Burton favourite in Labour race
Published 03/06/2014 | 10:37
Joan Burton remains favourite to lead Labour into the next general election as nominations draw to a close.
The Social Protection Minister - on course to become the first woman to head the party - got the backing of Kerry TD Arthur Spring who has ruled himself out of running for any position.
The decision leaves Ms Burton to battle for support from the 5,000 strong membership with Alex White, a junior minister in the Department of Health and one of eight TDs who moved to oust outgoing leader, Tanaiste and Foreign Affairs Minister Eamon Gilmore.
Mr Spring confirmed he will back Ms Burton's nomination rather than run himself for any senior position.
"She is the person best suited at this point in time to lead the party," he said.
"I spoke to Joan Burton myself and the style of leadership she proposes is more inclusive and more balanced, by that I mean more inclusive of members and of backbenchers and more balanced in that she sees the difference between the rural Ireland and Dublin recovery."
The nomination process closes at midday with four candidates also vying for the deputy leadership position after Waterford TD Ciara Conway threw her hat into the ring yesterday to compete with Sean Sherlock and Alan Kelly, both junior ministers, and Cork TD Michael McCarthy.
Mr White has pledged his support for Ms Conway in the deputy leadership contest, after she put her name to the post-election no confidence motion against Mr Gilmore.
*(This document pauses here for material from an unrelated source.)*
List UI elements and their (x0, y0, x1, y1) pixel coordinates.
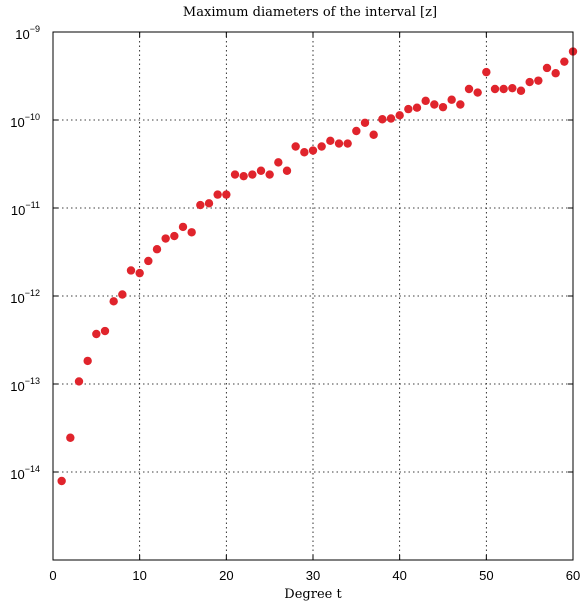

The move was a direct response to the setbacks the party suffered in the local and European elections.
Ms Conway also attempted to further her chances yesterday when she said she would not take a ministerial job if she got a leadership position.
Meanwhile, Mr White has suggested he would like the job of health minister and also refused to rule out a coalition government with Sinn Fein.
"My instinct on the formation of governments is that it's about numbers in the Dail when the Dail sits for the first time," he told Newstalk radio.
"I don't think there's any party you can afford to exclude, including Sinn Fein."
Nominations closed at midday with no other candidates putting their names forward.
Labour Party general secretary Ita McAuliffe set out the election procedure after postal ballots are sent to fully paid-up members on June 9.
Voters have until midday on Friday July 4 to return the papers, with the count taking place immediately.
Labour said the party's legal adviser Richard Humphreys will act as the returning officer and the party auditors will be independent observers.